I take the stairs of my apartment building to unit 3B, planting both my feet on each step like an old woman with a bad hip after a double shift. Malcolm really had us in those thrift stores like we were filming a movie makeover montage on a deadline. The hall is chilly and damp and smells like old cabbage. I enter the apartment and take a moment to give thanks to the essential oil diffuser Mama keeps on the console by the door, but before it clears my nostrils of the hallway’s offenses, a Nerf football hits me square in the center of my chest. “Mama!” I draw out at the top of my lungs.

My little brother darts around the corner, laughing hysterically, but I’m not playing with his annoying behind tonight. I throw my bags down and chase after him.

“Riyah!” Mama’s voice echoes through our tiny apartment. “Riyah, don’t you start with him!”

I stop so short I almost fall. “Me? Jojo started it!”

He finds this so hilarious his laugh goes silent. I run into his room and pin him to his bed, my irritation quickly subsiding as I watch him gasp and writhe. I smack him upside the head with a pillow. “Ass.”

“I know you not cussing in my house,” Mama says from the doorway. She dries her hands on a dishrag. “Y’all stop playing and come eat.”

We follow her, making faces at each other all the way to the dining table.

“Josiah, come take this medicine.” Mama opens the kitchen cabinet where she keeps all the pharmaceuticals. She slips on a single latex glove, then drops a pill directly into his mouth. He promptly washes it down with a glass of water. It’s hydroxyurea, part of his sickle cell pain management plan. That it isn’t safe to handle it with bare hands, but Jojo can ingest it has never sat right with me, but it seems to be helping.

Sickle cell disease is a genetic disorder that causes red blood cells to be misshapen. It means Josiah’s at high risk for blood vessel blockages and all the scary things that go along with them. Mama moved us from Chefly, in middle-of-nowhere Georgia, to Atlanta when he was two to have access to better medical care. Dad stayed down there to keep working his father’s tiny farm. I miss him all the time, but being angry about the situation feels the same as being mad at Josiah over something he can’t control. So it is what it is. I shove those feelings down and leave them for future me to deal with.

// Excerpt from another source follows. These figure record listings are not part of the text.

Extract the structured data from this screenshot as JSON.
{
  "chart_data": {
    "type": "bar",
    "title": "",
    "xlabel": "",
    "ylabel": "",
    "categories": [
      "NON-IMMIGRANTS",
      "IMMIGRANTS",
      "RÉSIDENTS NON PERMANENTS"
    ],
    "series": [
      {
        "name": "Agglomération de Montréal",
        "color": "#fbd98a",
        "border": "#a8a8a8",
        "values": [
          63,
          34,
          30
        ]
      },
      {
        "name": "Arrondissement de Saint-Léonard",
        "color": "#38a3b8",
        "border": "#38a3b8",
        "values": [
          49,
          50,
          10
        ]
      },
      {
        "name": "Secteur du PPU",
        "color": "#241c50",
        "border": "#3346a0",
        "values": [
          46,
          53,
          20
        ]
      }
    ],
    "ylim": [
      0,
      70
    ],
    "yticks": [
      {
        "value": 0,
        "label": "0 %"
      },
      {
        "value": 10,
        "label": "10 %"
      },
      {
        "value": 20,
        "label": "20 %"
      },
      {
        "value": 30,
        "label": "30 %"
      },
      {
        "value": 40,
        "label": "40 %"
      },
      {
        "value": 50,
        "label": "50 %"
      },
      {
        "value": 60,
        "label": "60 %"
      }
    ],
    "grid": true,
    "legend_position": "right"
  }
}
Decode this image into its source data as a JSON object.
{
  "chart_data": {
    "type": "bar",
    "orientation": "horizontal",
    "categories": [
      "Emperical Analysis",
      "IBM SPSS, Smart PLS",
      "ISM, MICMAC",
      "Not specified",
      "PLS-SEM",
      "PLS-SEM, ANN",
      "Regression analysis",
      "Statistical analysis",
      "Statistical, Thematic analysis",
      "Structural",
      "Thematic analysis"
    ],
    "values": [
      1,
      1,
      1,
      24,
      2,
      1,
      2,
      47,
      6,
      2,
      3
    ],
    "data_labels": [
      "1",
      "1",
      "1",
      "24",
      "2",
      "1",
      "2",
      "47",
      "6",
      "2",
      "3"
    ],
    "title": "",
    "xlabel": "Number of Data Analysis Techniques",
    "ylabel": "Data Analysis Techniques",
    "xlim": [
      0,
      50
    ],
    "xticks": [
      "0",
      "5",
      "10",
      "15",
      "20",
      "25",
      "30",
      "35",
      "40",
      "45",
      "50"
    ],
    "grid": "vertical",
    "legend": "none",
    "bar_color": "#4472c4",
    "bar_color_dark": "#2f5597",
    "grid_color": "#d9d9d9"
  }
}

We visit Dad in the summers and he visits us for Christmas, with plenty of surprises scattered in between. It used to bother me when people would assume they are divorced, but Mama never wanted to hear me whining about it. It’s your father and me in the relationship, so it’s your father and me who set the parameters is what she would say. I didn’t even know what a parameter was, but I knew they seemed more in love than most folks’ parents. At some point, I decided that was good enough.